Noi scherziamo, ma a detta di alcuni tecnici del settore la attività sessuale è proprio quella descritta e il sesso è qualcosa di ancora più complicato per cui possiamo comprendere come è possibile che non se ne voglia occupare nessuno, o meglio che ci si viva dentro e lo si voglia ignorare lasciando solo ad alcuni, non proprio malati, forse solo un po’ fissati, il compito di analizzare, nominare classificare, spiegare.
Il sesso e coloro che se ne occupano sono facilmente guardati dagli altri professionisti (medici o psicologi o comunque operatori della salute) con sospetto, circospezione e anche con scarsa considerazione. Costoro sembrano manifestare il timore di un contagio venefico (verrebbe da scrivere venereo!) e se un tempo non si curavano di esprimere apertamente la riprovazione morale per chi aveva simili interessi, oggi che si teme la qualifica di represso, molti sorridono distratti, ammiccando come se si trattasse di un argomento da vaudeville, chi vuole apparire cordiale invece si mostra disponibile alla battuta scherzosa e ha pronta una qualche storiella piccante, mentre altri si sentono autorizzati ad entrare in confidenza perché, dicono, “fra colleghi…” e fanno osservazioni ironiche e salaci che alludono alle presunte gioie della professione del sessuologo.
A fronte di un interlocutore che per il timore di essere in qualche maniera messo in difficoltà da quello stesso sesso che nonostante tutto si porta addosso, squalifica e ironizza, l’addetto può stare al gioco rassegnato, ma a volte per difendere e mantenere la propria dignità professionale ricorre ad un lessico di difficile interpretazione. L’incontro risulta comunque inutile per uno e frustrante per l’altro, una occasione mancata per capirsi e migliorarsi. In verità i neologismi e le astruse allocuzioni per cui il desiderio di abbracciare diventa la amplectazione, la serenità che segue al coito viene detta estasi detumescenziale e, per aggiungerne un’altra, la masturbazione è chiamata ipsazione cheiroerastica, le troviamo nella letteratura specialistica, ma esse rappresentano solo l’esasperazione di un comunicare che non consente di comprendersi.

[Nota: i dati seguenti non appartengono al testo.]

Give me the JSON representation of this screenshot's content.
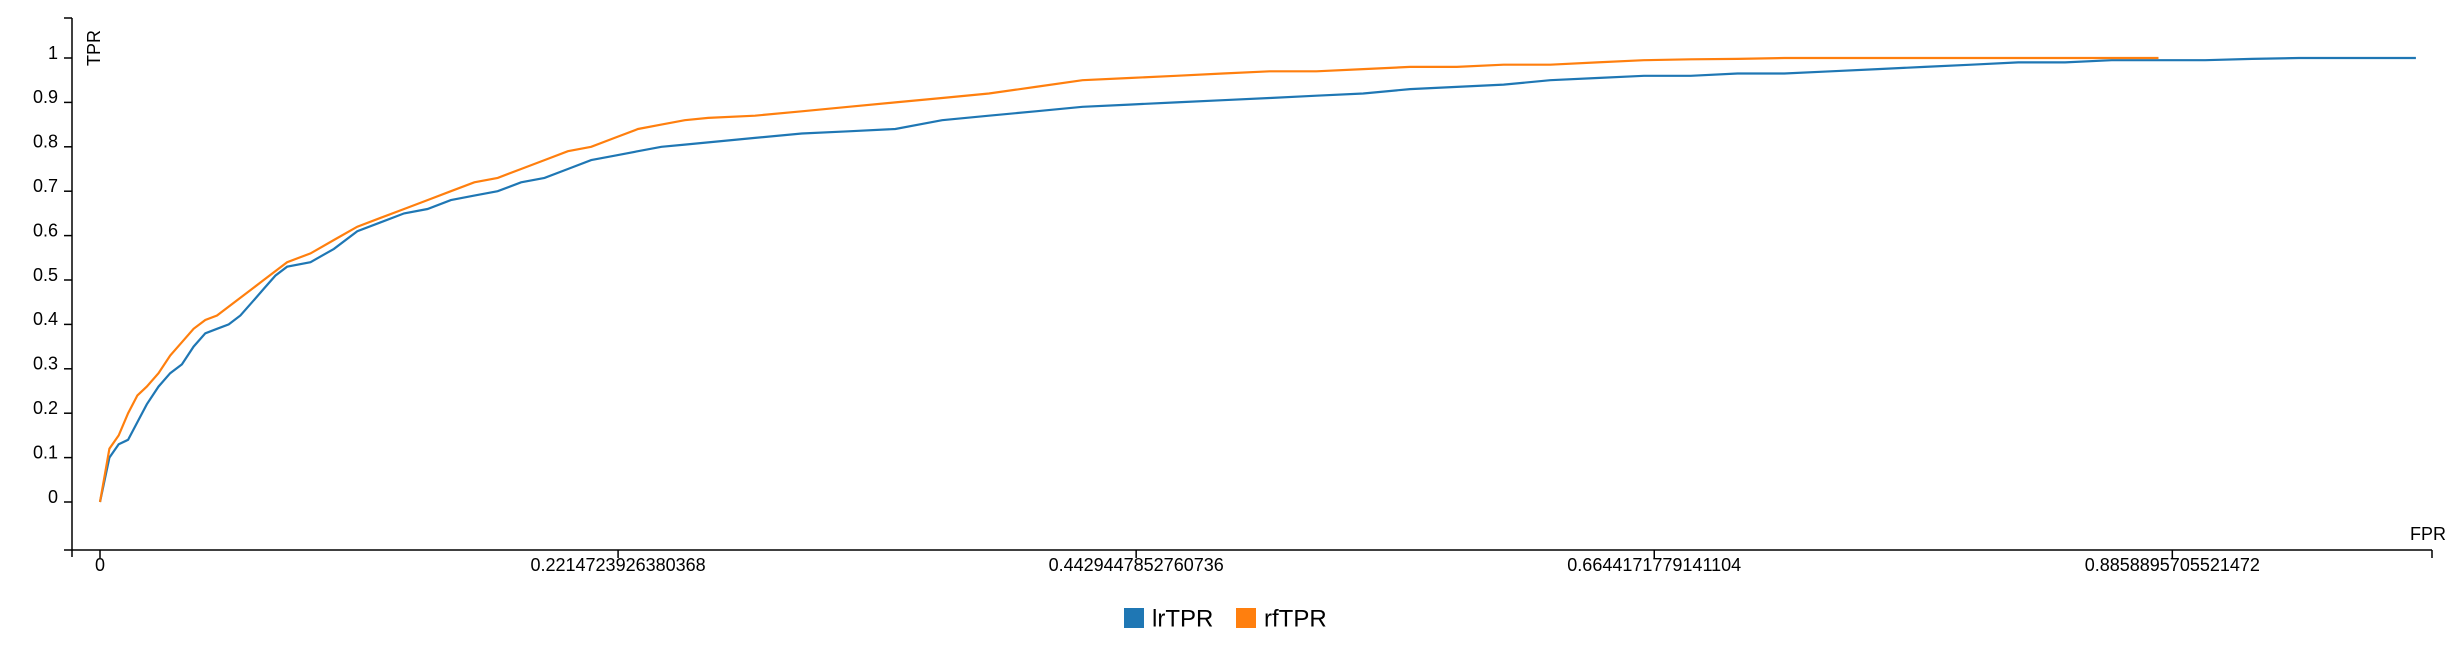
{
  "chart_data": {
    "type": "line",
    "xlabel": "FPR",
    "ylabel": "TPR",
    "xlim": [
      0,
      0.9969
    ],
    "ylim": [
      -0.1,
      1.1
    ],
    "x_ticks": [
      {
        "value": 0,
        "label": "0"
      },
      {
        "value": 0.2214723926380368,
        "label": "0.2214723926380368"
      },
      {
        "value": 0.4429447852760736,
        "label": "0.4429447852760736"
      },
      {
        "value": 0.6644171779141104,
        "label": "0.6644171779141104"
      },
      {
        "value": 0.8858895705521472,
        "label": "0.8858895705521472"
      }
    ],
    "y_ticks": [
      {
        "value": 0,
        "label": "0"
      },
      {
        "value": 0.1,
        "label": "0.1"
      },
      {
        "value": 0.2,
        "label": "0.2"
      },
      {
        "value": 0.3,
        "label": "0.3"
      },
      {
        "value": 0.4,
        "label": "0.4"
      },
      {
        "value": 0.5,
        "label": "0.5"
      },
      {
        "value": 0.6,
        "label": "0.6"
      },
      {
        "value": 0.7,
        "label": "0.7"
      },
      {
        "value": 0.8,
        "label": "0.8"
      },
      {
        "value": 0.9,
        "label": "0.9"
      },
      {
        "value": 1,
        "label": "1"
      }
    ],
    "legend_position": "bottom-center",
    "series": [
      {
        "name": "lrTPR",
        "color": "#1f77b4",
        "points": [
          [
            0.0,
            0.0
          ],
          [
            0.002,
            0.05
          ],
          [
            0.004,
            0.1
          ],
          [
            0.008,
            0.13
          ],
          [
            0.012,
            0.14
          ],
          [
            0.016,
            0.18
          ],
          [
            0.02,
            0.22
          ],
          [
            0.025,
            0.26
          ],
          [
            0.03,
            0.29
          ],
          [
            0.035,
            0.31
          ],
          [
            0.04,
            0.35
          ],
          [
            0.045,
            0.38
          ],
          [
            0.05,
            0.39
          ],
          [
            0.055,
            0.4
          ],
          [
            0.06,
            0.42
          ],
          [
            0.065,
            0.45
          ],
          [
            0.07,
            0.48
          ],
          [
            0.075,
            0.51
          ],
          [
            0.08,
            0.53
          ],
          [
            0.09,
            0.54
          ],
          [
            0.1,
            0.57
          ],
          [
            0.11,
            0.61
          ],
          [
            0.12,
            0.63
          ],
          [
            0.13,
            0.65
          ],
          [
            0.14,
            0.66
          ],
          [
            0.15,
            0.68
          ],
          [
            0.16,
            0.69
          ],
          [
            0.17,
            0.7
          ],
          [
            0.18,
            0.72
          ],
          [
            0.19,
            0.73
          ],
          [
            0.2,
            0.75
          ],
          [
            0.21,
            0.77
          ],
          [
            0.22,
            0.78
          ],
          [
            0.23,
            0.79
          ],
          [
            0.24,
            0.8
          ],
          [
            0.25,
            0.805
          ],
          [
            0.26,
            0.81
          ],
          [
            0.28,
            0.82
          ],
          [
            0.3,
            0.83
          ],
          [
            0.32,
            0.835
          ],
          [
            0.34,
            0.84
          ],
          [
            0.36,
            0.86
          ],
          [
            0.38,
            0.87
          ],
          [
            0.4,
            0.88
          ],
          [
            0.42,
            0.89
          ],
          [
            0.44,
            0.895
          ],
          [
            0.46,
            0.9
          ],
          [
            0.48,
            0.905
          ],
          [
            0.5,
            0.91
          ],
          [
            0.52,
            0.915
          ],
          [
            0.54,
            0.92
          ],
          [
            0.56,
            0.93
          ],
          [
            0.58,
            0.935
          ],
          [
            0.6,
            0.94
          ],
          [
            0.62,
            0.95
          ],
          [
            0.64,
            0.955
          ],
          [
            0.66,
            0.96
          ],
          [
            0.68,
            0.96
          ],
          [
            0.7,
            0.965
          ],
          [
            0.72,
            0.965
          ],
          [
            0.74,
            0.97
          ],
          [
            0.76,
            0.975
          ],
          [
            0.78,
            0.98
          ],
          [
            0.8,
            0.985
          ],
          [
            0.82,
            0.99
          ],
          [
            0.84,
            0.99
          ],
          [
            0.86,
            0.995
          ],
          [
            0.88,
            0.995
          ],
          [
            0.9,
            0.995
          ],
          [
            0.92,
            0.998
          ],
          [
            0.94,
            1.0
          ],
          [
            0.96,
            1.0
          ],
          [
            0.99,
            1.0
          ]
        ]
      },
      {
        "name": "rfTPR",
        "color": "#ff7f0e",
        "points": [
          [
            0.0,
            0.0
          ],
          [
            0.002,
            0.06
          ],
          [
            0.004,
            0.12
          ],
          [
            0.008,
            0.15
          ],
          [
            0.012,
            0.2
          ],
          [
            0.016,
            0.24
          ],
          [
            0.02,
            0.26
          ],
          [
            0.025,
            0.29
          ],
          [
            0.03,
            0.33
          ],
          [
            0.035,
            0.36
          ],
          [
            0.04,
            0.39
          ],
          [
            0.045,
            0.41
          ],
          [
            0.05,
            0.42
          ],
          [
            0.055,
            0.44
          ],
          [
            0.06,
            0.46
          ],
          [
            0.065,
            0.48
          ],
          [
            0.07,
            0.5
          ],
          [
            0.075,
            0.52
          ],
          [
            0.08,
            0.54
          ],
          [
            0.09,
            0.56
          ],
          [
            0.1,
            0.59
          ],
          [
            0.11,
            0.62
          ],
          [
            0.12,
            0.64
          ],
          [
            0.13,
            0.66
          ],
          [
            0.14,
            0.68
          ],
          [
            0.15,
            0.7
          ],
          [
            0.16,
            0.72
          ],
          [
            0.17,
            0.73
          ],
          [
            0.18,
            0.75
          ],
          [
            0.19,
            0.77
          ],
          [
            0.2,
            0.79
          ],
          [
            0.21,
            0.8
          ],
          [
            0.22,
            0.82
          ],
          [
            0.23,
            0.84
          ],
          [
            0.24,
            0.85
          ],
          [
            0.25,
            0.86
          ],
          [
            0.26,
            0.865
          ],
          [
            0.28,
            0.87
          ],
          [
            0.3,
            0.88
          ],
          [
            0.32,
            0.89
          ],
          [
            0.34,
            0.9
          ],
          [
            0.36,
            0.91
          ],
          [
            0.38,
            0.92
          ],
          [
            0.4,
            0.935
          ],
          [
            0.42,
            0.95
          ],
          [
            0.44,
            0.955
          ],
          [
            0.46,
            0.96
          ],
          [
            0.48,
            0.965
          ],
          [
            0.5,
            0.97
          ],
          [
            0.52,
            0.97
          ],
          [
            0.54,
            0.975
          ],
          [
            0.56,
            0.98
          ],
          [
            0.58,
            0.98
          ],
          [
            0.6,
            0.985
          ],
          [
            0.62,
            0.985
          ],
          [
            0.64,
            0.99
          ],
          [
            0.66,
            0.995
          ],
          [
            0.68,
            0.997
          ],
          [
            0.7,
            0.998
          ],
          [
            0.72,
            1.0
          ],
          [
            0.75,
            1.0
          ],
          [
            0.8,
            1.0
          ],
          [
            0.85,
            1.0
          ],
          [
            0.88,
            1.0
          ]
        ]
      }
    ]
  }
}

Il sesso, e non solo chi ne ha fatto oggetto di professione, rimane così escluso dalle altre attività cliniche, preventive ed educative. Il medico e lo psicologo continueranno ad operare come se la dimensione sessuale non facesse parte della storia dei propri assistiti, ignorando i disagi e quindi le reali possibilità terapeutiche oppure banalizzando con il prescrivere frettolosamente qualche pillola dai millantati effetti miracolosi.